Lack of appetite and weight loss observed in some patients were believed to be directly related to CBD as they occurred independently from diarrhoea. Clinically significant weight loss emerged typically only after about 6 months of treatment.
Following the assessment of the current evidence for the potential of purified CBD in patients with various epileptic conditions, the researchers concluded that “CBD may have antiseizure properties in a broad range of epilepsy syndromes and aetiologies, and open-label studies suggested the effectiveness of purified CBD in the treatment of children and adults presenting with other epilepsy syndromes and seizure types than those addressed by regulatory trials”.
However, the authors also note that these results cannot be directly transferred to other cannabis-derived products and non-purified forms of medical cannabis and cannabinoids.
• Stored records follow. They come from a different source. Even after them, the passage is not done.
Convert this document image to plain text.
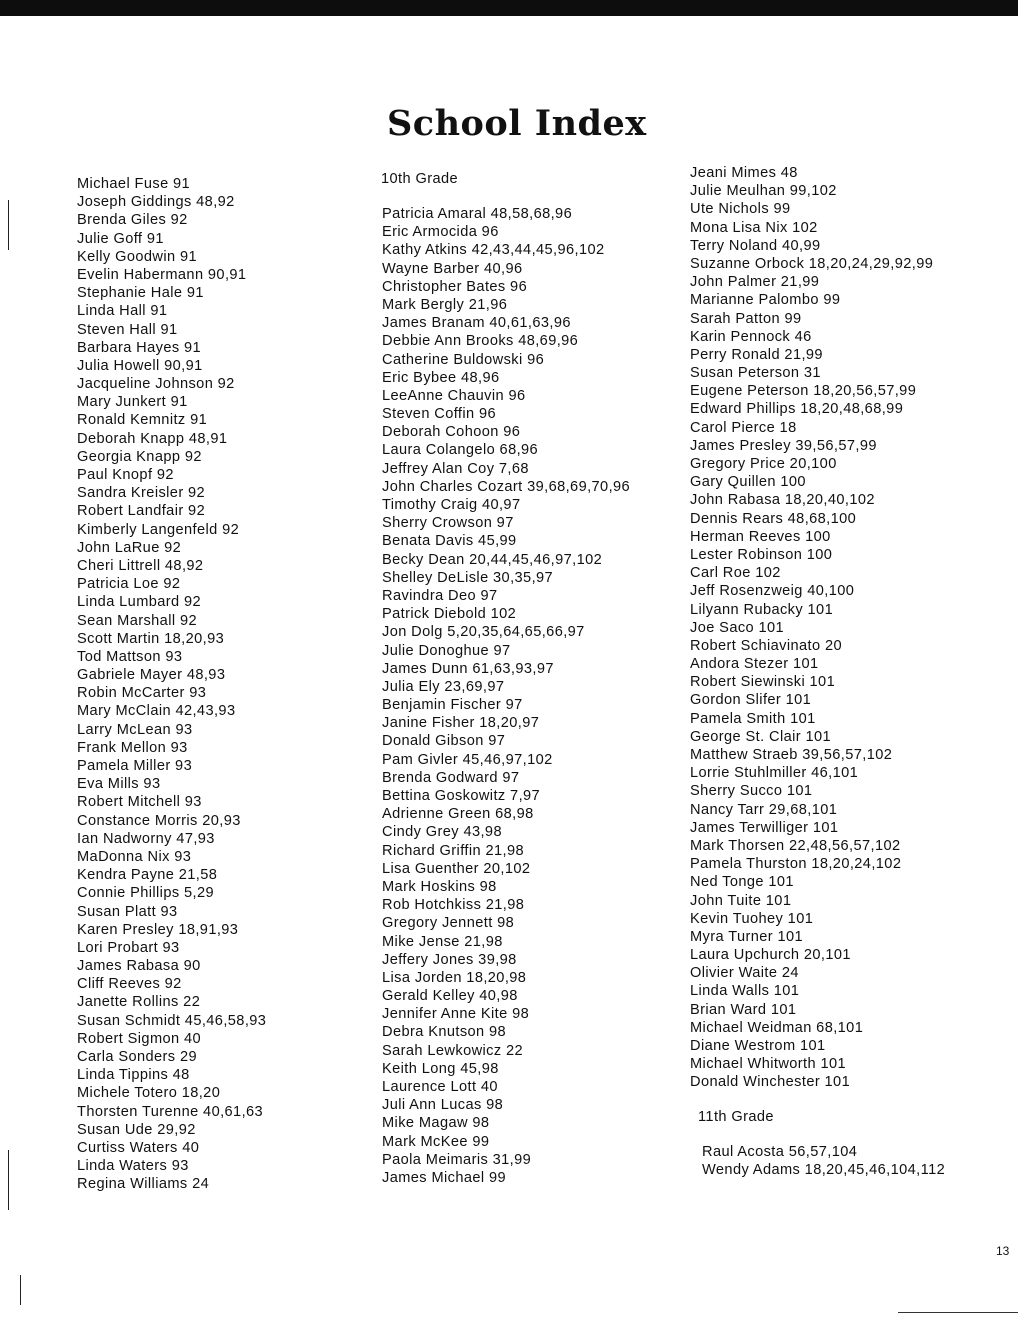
School Index
Michael Fuse 91
Joseph Giddings 48,92
Brenda Giles 92
Julie Goff 91
Kelly Goodwin 91
Evelin Habermann 90,91
Stephanie Hale 91
Linda Hall 91
Steven Hall 91
Barbara Hayes 91
Julia Howell 90,91
Jacqueline Johnson 92
Mary Junkert 91
Ronald Kemnitz 91
Deborah Knapp 48,91
Georgia Knapp 92
Paul Knopf 92
Sandra Kreisler 92
Robert Landfair 92
Kimberly Langenfeld 92
John LaRue 92
Cheri Littrell 48,92
Patricia Loe 92
Linda Lumbard 92
Sean Marshall 92
Scott Martin 18,20,93
Tod Mattson 93
Gabriele Mayer 48,93
Robin McCarter 93
Mary McClain 42,43,93
Larry McLean 93
Frank Mellon 93
Pamela Miller 93
Eva Mills 93
Robert Mitchell 93
Constance Morris 20,93
Ian Nadworny 47,93
MaDonna Nix 93
Kendra Payne 21,58
Connie Phillips 5,29
Susan Platt 93
Karen Presley 18,91,93
Lori Probart 93
James Rabasa 90
Cliff Reeves 92
Janette Rollins 22
Susan Schmidt 45,46,58,93
Robert Sigmon 40
Carla Sonders 29
Linda Tippins 48
Michele Totero 18,20
Thorsten Turenne 40,61,63
Susan Ude 29,92
Curtiss Waters 40
Linda Waters 93
Regina Williams 24
10th Grade
Patricia Amaral 48,58,68,96
Eric Armocida 96
Kathy Atkins 42,43,44,45,96,102
Wayne Barber 40,96
Christopher Bates 96
Mark Bergly 21,96
James Branam 40,61,63,96
Debbie Ann Brooks 48,69,96
Catherine Buldowski 96
Eric Bybee 48,96
LeeAnne Chauvin 96
Steven Coffin 96
Deborah Cohoon 96
Laura Colangelo 68,96
Jeffrey Alan Coy 7,68
John Charles Cozart 39,68,69,70,96
Timothy Craig 40,97
Sherry Crowson 97
Benata Davis 45,99
Becky Dean 20,44,45,46,97,102
Shelley DeLisle 30,35,97
Ravindra Deo 97
Patrick Diebold 102
Jon Dolg 5,20,35,64,65,66,97
Julie Donoghue 97
James Dunn 61,63,93,97
Julia Ely 23,69,97
Benjamin Fischer 97
Janine Fisher 18,20,97
Donald Gibson 97
Pam Givler 45,46,97,102
Brenda Godward 97
Bettina Goskowitz 7,97
Adrienne Green 68,98
Cindy Grey 43,98
Richard Griffin 21,98
Lisa Guenther 20,102
Mark Hoskins 98
Rob Hotchkiss 21,98
Gregory Jennett 98
Mike Jense 21,98
Jeffery Jones 39,98
Lisa Jorden 18,20,98
Gerald Kelley 40,98
Jennifer Anne Kite 98
Debra Knutson 98
Sarah Lewkowicz 22
Keith Long 45,98
Laurence Lott 40
Juli Ann Lucas 98
Mike Magaw 98
Mark McKee 99
Paola Meimaris 31,99
James Michael 99
Jeani Mimes 48
Julie Meulhan 99,102
Ute Nichols 99
Mona Lisa Nix 102
Terry Noland 40,99
Suzanne Orbock 18,20,24,29,92,99
John Palmer 21,99
Marianne Palombo 99
Sarah Patton 99
Karin Pennock 46
Perry Ronald 21,99
Susan Peterson 31
Eugene Peterson 18,20,56,57,99
Edward Phillips 18,20,48,68,99
Carol Pierce 18
James Presley 39,56,57,99
Gregory Price 20,100
Gary Quillen 100
John Rabasa 18,20,40,102
Dennis Rears 48,68,100
Herman Reeves 100
Lester Robinson 100
Carl Roe 102
Jeff Rosenzweig 40,100
Lilyann Rubacky 101
Joe Saco 101
Robert Schiavinato 20
Andora Stezer 101
Robert Siewinski 101
Gordon Slifer 101
Pamela Smith 101
George St. Clair 101
Matthew Straeb 39,56,57,102
Lorrie Stuhlmiller 46,101
Sherry Succo 101
Nancy Tarr 29,68,101
James Terwilliger 101
Mark Thorsen 22,48,56,57,102
Pamela Thurston 18,20,24,102
Ned Tonge 101
John Tuite 101
Kevin Tuohey 101
Myra Turner 101
Laura Upchurch 20,101
Olivier Waite 24
Linda Walls 101
Brian Ward 101
Michael Weidman 68,101
Diane Westrom 101
Michael Whitworth 101
Donald Winchester 101
11th Grade
Raul Acosta 56,57,104
Wendy Adams 18,20,45,46,104,112
13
To date, there are no drugs specifically approved for the conditions assessed in this review, and existing therapies can determine or exacerbate cognitive, behavioural, and motor disorders. Finally, the researchers conclude that the existing evidence about pharmaceutical-grade CBD provides preliminary support for additional research. It is recommended that traditional randomised, controlled trials, and novel trial designs be considered.